Kotlin language get class at runtime

Question

Let's say that we have the following:

val person = "Bill"

Could someone explain the difference between these two:

val kClass1 = person.javaClass.kotlin    

vs

val kClass2 = person::class

When I should call the one instead of the other?

Any source code example would be appreciated.

Answer 1

The main reason there are two ways to achieve the same thing, namely get the Kotlin class of an object, is because prior to Kotlin 1.1, the ::class literal did not support the expression on its left-hand side. So if you're using Kotlin 1.0, your only option is .javaClass.kotlin, otherwise you're fine with either of them. This is the reason "Kotlin in Action" uses the .javaClass.kotlin syntax: it was written before the Kotlin 1.1 release.
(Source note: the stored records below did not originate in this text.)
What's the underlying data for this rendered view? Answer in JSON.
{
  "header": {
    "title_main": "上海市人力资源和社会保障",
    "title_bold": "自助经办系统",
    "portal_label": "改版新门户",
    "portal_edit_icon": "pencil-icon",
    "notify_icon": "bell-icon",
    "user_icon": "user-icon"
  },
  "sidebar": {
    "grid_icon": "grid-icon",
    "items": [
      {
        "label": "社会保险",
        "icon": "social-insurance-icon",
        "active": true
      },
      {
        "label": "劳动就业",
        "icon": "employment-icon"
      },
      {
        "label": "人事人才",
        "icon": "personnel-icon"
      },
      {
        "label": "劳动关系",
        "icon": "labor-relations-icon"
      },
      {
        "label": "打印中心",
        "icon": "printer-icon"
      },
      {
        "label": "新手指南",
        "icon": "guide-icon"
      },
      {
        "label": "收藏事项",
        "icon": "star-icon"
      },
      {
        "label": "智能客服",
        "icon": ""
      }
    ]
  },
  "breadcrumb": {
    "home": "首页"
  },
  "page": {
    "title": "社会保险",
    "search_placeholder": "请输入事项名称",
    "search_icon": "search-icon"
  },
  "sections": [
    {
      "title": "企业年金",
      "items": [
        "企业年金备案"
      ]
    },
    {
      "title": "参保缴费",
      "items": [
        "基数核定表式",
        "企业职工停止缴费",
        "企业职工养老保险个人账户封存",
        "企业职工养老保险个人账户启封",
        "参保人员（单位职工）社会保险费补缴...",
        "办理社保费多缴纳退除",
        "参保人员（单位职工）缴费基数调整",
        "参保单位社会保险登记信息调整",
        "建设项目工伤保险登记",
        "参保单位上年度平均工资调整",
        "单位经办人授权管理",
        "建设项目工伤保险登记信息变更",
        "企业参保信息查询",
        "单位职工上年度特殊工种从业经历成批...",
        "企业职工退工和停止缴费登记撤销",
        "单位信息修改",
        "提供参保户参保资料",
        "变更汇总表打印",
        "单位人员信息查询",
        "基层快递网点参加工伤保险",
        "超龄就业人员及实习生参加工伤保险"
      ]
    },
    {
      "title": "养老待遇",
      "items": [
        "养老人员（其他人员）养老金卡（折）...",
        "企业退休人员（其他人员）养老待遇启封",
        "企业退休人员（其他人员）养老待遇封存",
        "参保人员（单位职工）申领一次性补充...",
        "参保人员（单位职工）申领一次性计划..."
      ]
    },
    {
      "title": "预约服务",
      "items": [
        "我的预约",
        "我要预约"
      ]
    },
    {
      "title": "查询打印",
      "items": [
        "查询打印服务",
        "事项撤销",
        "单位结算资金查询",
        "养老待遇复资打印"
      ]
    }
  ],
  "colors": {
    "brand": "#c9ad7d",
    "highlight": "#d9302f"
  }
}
There's also a minor difference in the types of these expressions. For example, in the following code

interface T

fun f1(x: T) = x::class
fun f2(x: T) = x.javaClass.kotlin

f1's type is KClass<out T>, but f2's type is KClass<T>. This is actually an oversight in the javaClass declaration: KClass<out T> is more correct in this case, because x's class is not necessarily T, but can also be a subclass of T.

Otherwise these two expressions (x.javaClass.kotlin and x::class) are completely equivalent in terms of produced bytecode and runtime performance. I prefer x::class because it's shorter and reads better.